Hrdlicka failed to establish a prima facie case of disability discrimination … because her purported disability was unknown to either herself or General Motors until well after her employment was terminated. The parties agree that Hrdlicka was never diagnosed with any medical condition until after her termination. In fact, she never even sought medical help for any symptoms or conditions from which she was suffering while employed.
Hrdlicka claimed that prior to her termination she had told her supervisor of symptoms she was suffering and that she was "depressed," which should have created a fact issue for trial. The 6th Circuit also dismissed those arguments.
Hrdlicka's text messages required Eko to speculate as to the existence of a disability. Many of the text messages reference only generalized ailments, such as Hrdlicka's "head … really hurting," having a "fever and other symptoms," or simply being "sick." Such symptoms are consistent with many short-term, nondisabling ailments, including a common cold. Other text messages make even more general references to "having a tough time" or dealing with "a mental thing." Although these messages might have given Eko a general awareness of a health issue, that is not enough. At bottom, these text messages were not sufficient to apprise Eko of a disability, especially when Hrdlicka herself was unaware of any disability.
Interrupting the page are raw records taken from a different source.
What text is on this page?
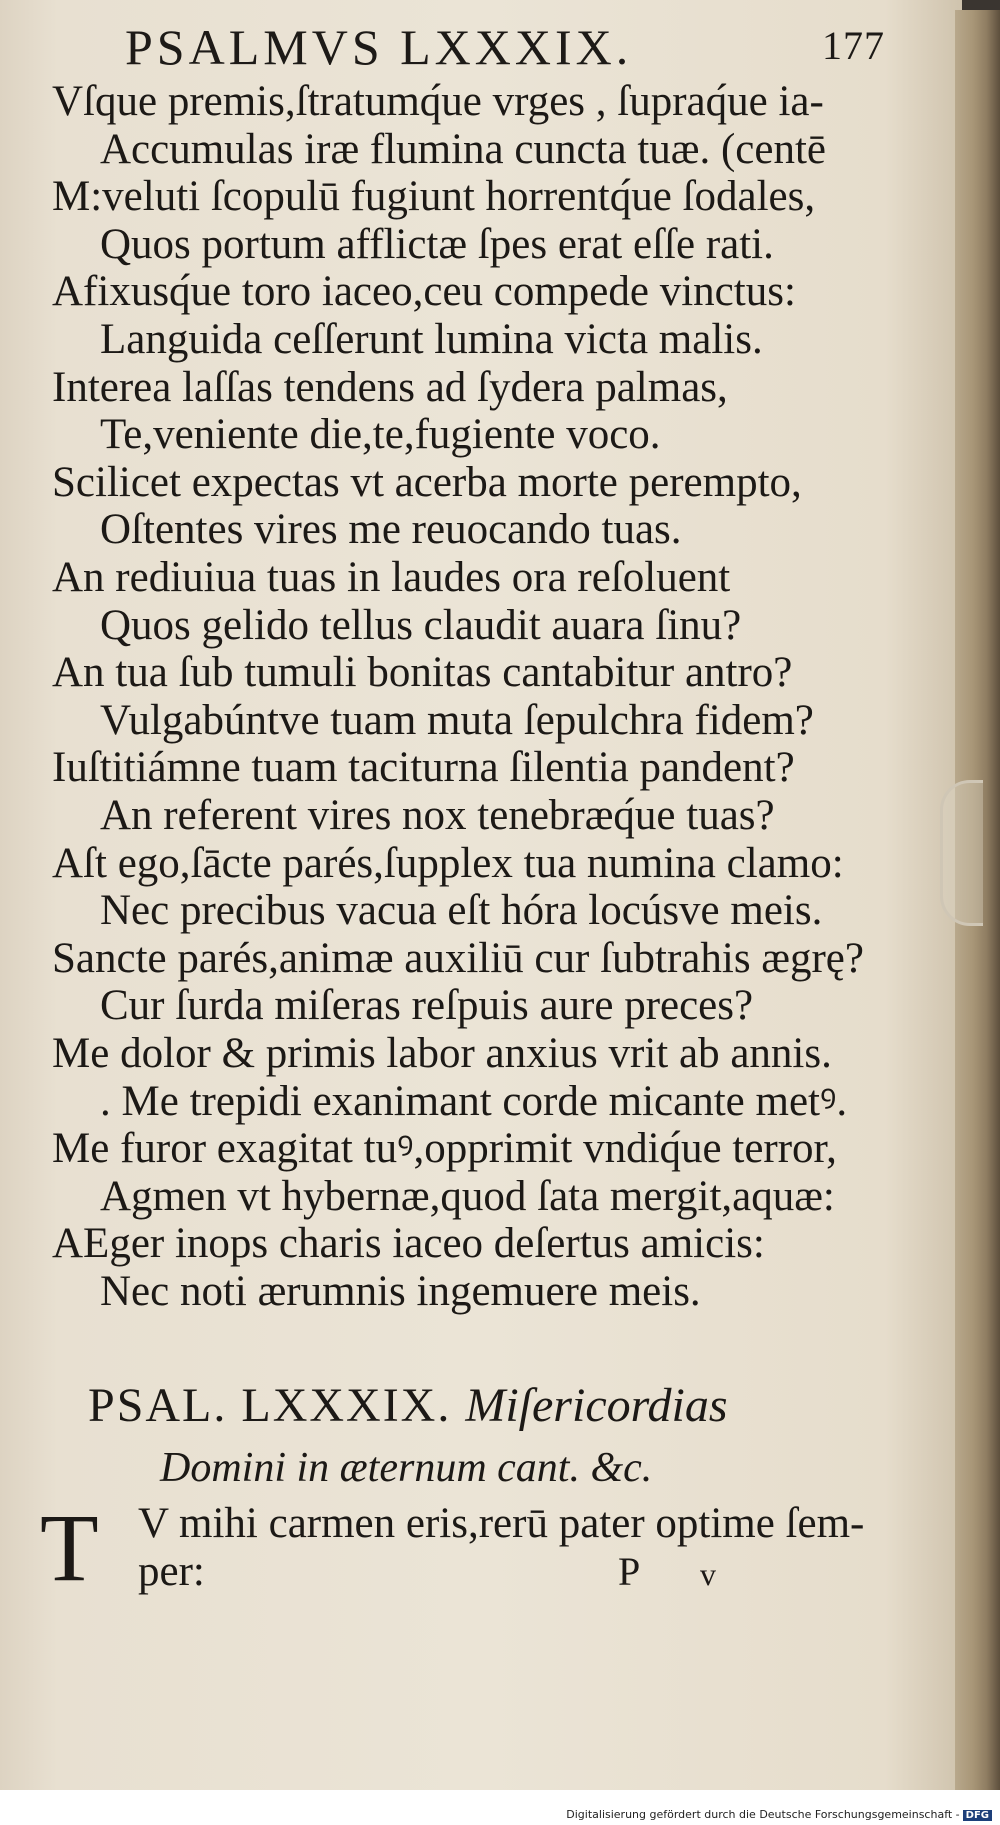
PSALMVS LXXXIX.	177
PSAL. LXXXIX. Miſericordias
Domini in æternum cant. &c.
T V mihi carmen eris,rerū pater optime ſem-
per:	P v
Vſque premis,ſtratumq́ue vrges , ſupraq́ue ia-
Accumulas iræ flumina cuncta tuæ. (centē
M:veluti ſcopulū fugiunt horrentq́ue ſodales,
Quos portum afflictæ ſpes erat eſſe rati.
Afixusq́ue toro iaceo,ceu compede vinctus:
Languida ceſſerunt lumina victa malis.
Interea laſſas tendens ad ſydera palmas,
Te,veniente die,te,fugiente voco.
Scilicet expectas vt acerba morte perempto,
Oſtentes vires me reuocando tuas.
An rediuiua tuas in laudes ora reſoluent
Quos gelido tellus claudit auara ſinu?
An tua ſub tumuli bonitas cantabitur antro?
Vulgabúntve tuam muta ſepulchra fidem?
Iuſtitiámne tuam taciturna ſilentia pandent?
An referent vires nox tenebræq́ue tuas?
Aſt ego,ſācte parés,ſupplex tua numina clamo:
Nec precibus vacua eſt hóra locúsve meis.
Sancte parés,animæ auxiliū cur ſubtrahis ægrę?
Cur ſurda miſeras reſpuis aure preces?
Me dolor & primis labor anxius vrit ab annis.
. Me trepidi exanimant corde micante metꝰ.
Me furor exagitat tuꝰ,opprimit vndiq́ue terror,
Agmen vt hybernæ,quod ſata mergit,aquæ:
AEger inops charis iaceo deſertus amicis:
Nec noti ærumnis ingemuere meis.
Digitalisierung gefördert durch die Deutsche Forschungsgemeinschaft - DFG
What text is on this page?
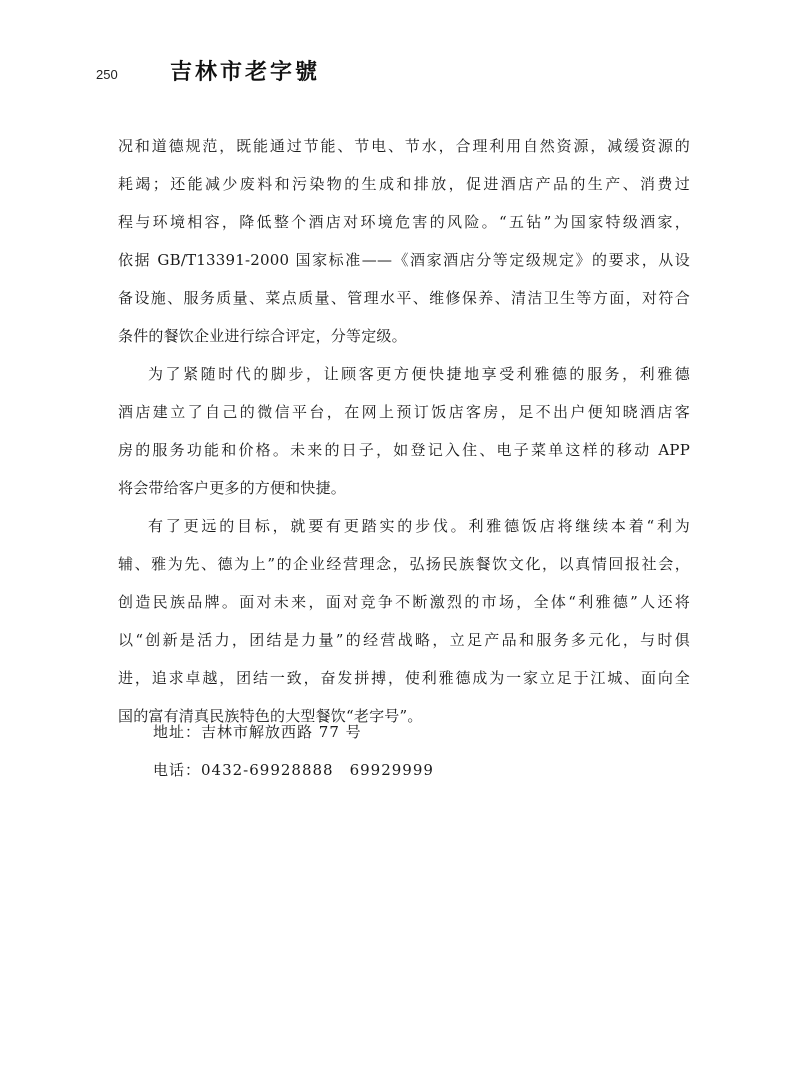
250	吉林市老字號
况和道德规范，既能通过节能、节电、节水，合理利用自然资源，减缓资源的
耗竭；还能减少废料和污染物的生成和排放，促进酒店产品的生产、消费过
程与环境相容，降低整个酒店对环境危害的风险。“五钻”为国家特级酒家，
依据 GB/T13391-2000 国家标准——《酒家酒店分等定级规定》的要求，从设
备设施、服务质量、菜点质量、管理水平、维修保养、清洁卫生等方面，对符合
条件的餐饮企业进行综合评定，分等定级。
为了紧随时代的脚步，让顾客更方便快捷地享受利雅德的服务，利雅德
酒店建立了自己的微信平台，在网上预订饭店客房，足不出户便知晓酒店客
房的服务功能和价格。未来的日子，如登记入住、电子菜单这样的移动 APP
将会带给客户更多的方便和快捷。
有了更远的目标，就要有更踏实的步伐。利雅德饭店将继续本着“利为
辅、雅为先、德为上”的企业经营理念，弘扬民族餐饮文化，以真情回报社会，
创造民族品牌。面对未来，面对竞争不断激烈的市场，全体“利雅德”人还将
以“创新是活力，团结是力量”的经营战略，立足产品和服务多元化，与时俱
进，追求卓越，团结一致，奋发拼搏，使利雅德成为一家立足于江城、面向全
国的富有清真民族特色的大型餐饮“老字号”。
地址：吉林市解放西路 77 号
电话：0432-69928888　69929999
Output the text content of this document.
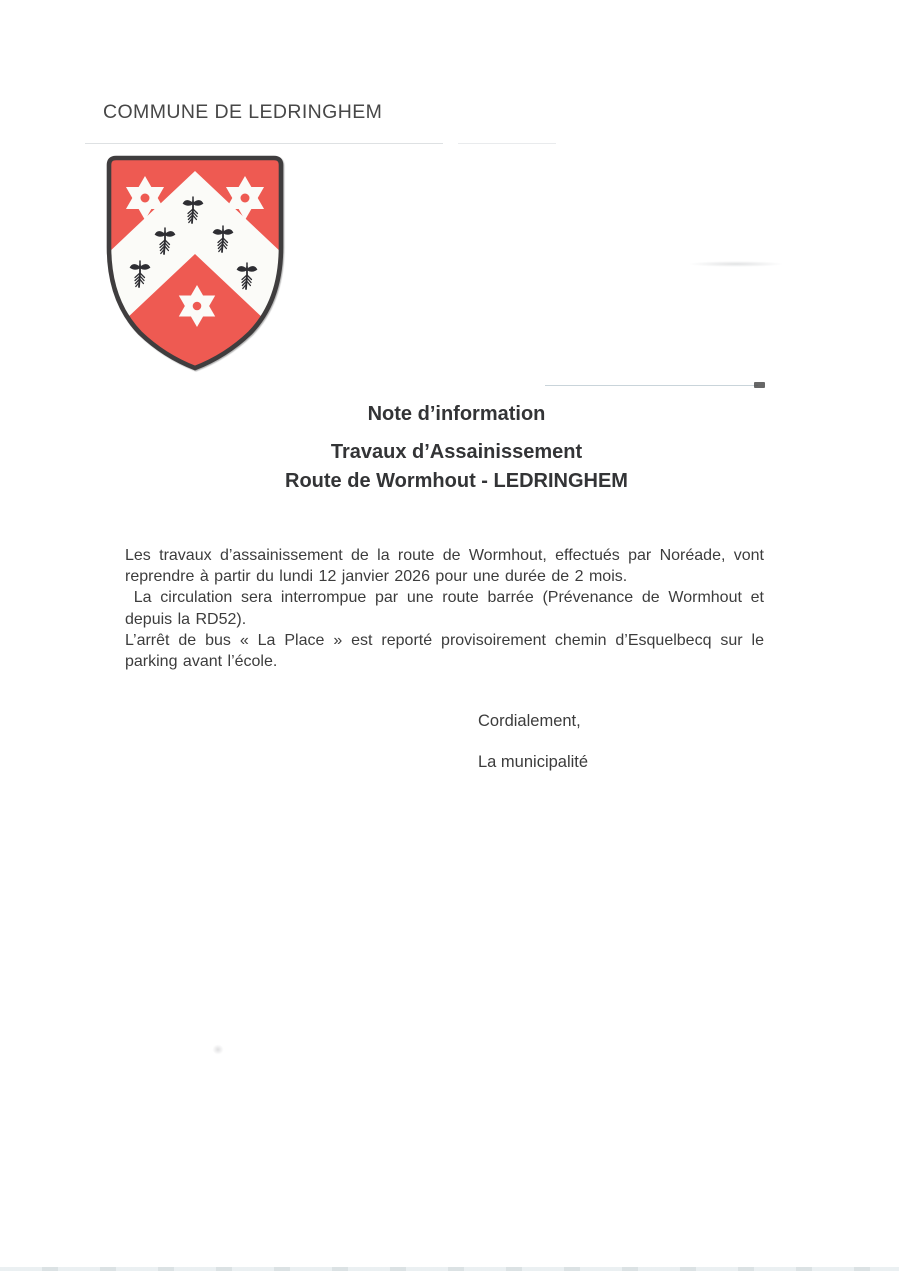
COMMUNE DE LEDRINGHEM

Note d’information

Travaux d’Assainissement

Route de Wormhout - LEDRINGHEM

Les travaux d’assainissement de la route de Wormhout, effectués par Noréade, vont reprendre à partir du lundi 12 janvier 2026 pour une durée de 2 mois.

La circulation sera interrompue par une route barrée (Prévenance de Wormhout et depuis la RD52).

L’arrêt de bus « La Place » est reporté provisoirement chemin d’Esquelbecq sur le parking avant l’école.

Cordialement,
La municipalité
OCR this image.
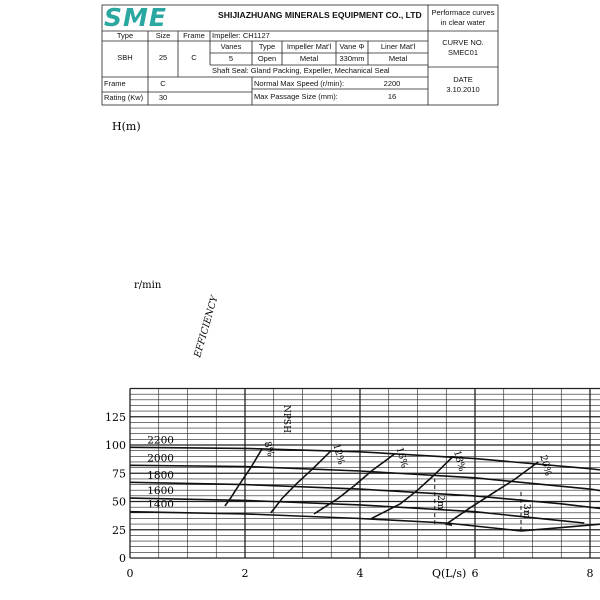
SME	SHIJIAZHUANG MINERALS EQUIPMENT CO., LTD	Performace curves
in clear water
Type	Size	Frame Impeller: CH1127
Vanes	Type	Impeller Mat'l	Vane Φ	Liner Mat'l
SBH	25	C	5	Open	Metal	330mm	Metal
Shaft Seal: Gland Packing, Expeller, Mechanical Seal
CURVE NO.
SMEC01
DATE
3.10.2010
Frame	C
Rating (Kw)	30
Normal Max Speed (r/min):	2200
Max Passage Size (mm):	16
H(m)
Q(L/s)
0	2	4	6	8
0
25
50
75
100
125
2200
2000
1800
1600
1400
8%	12%	16%	18%	20%
2m
3m
r/min
EFFICIENCY
NPSH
Hrdlicka [also] made only a single, unsubstantiated statement that she was depressed without any corroborating medical evidence and without ever having sought medical help, and she consistently presented the issue as a workplace conflict, not a disability … leaving General Motors to "speculate" as to the existence of a disability as opposed to Hrdlicka's concern about her interpersonal work conflict.
A remarkably common sense decision from the 6th Circuit. An employer can't discriminate because of an employee's disability if the employee doesn't even know she's disabled until after the termination.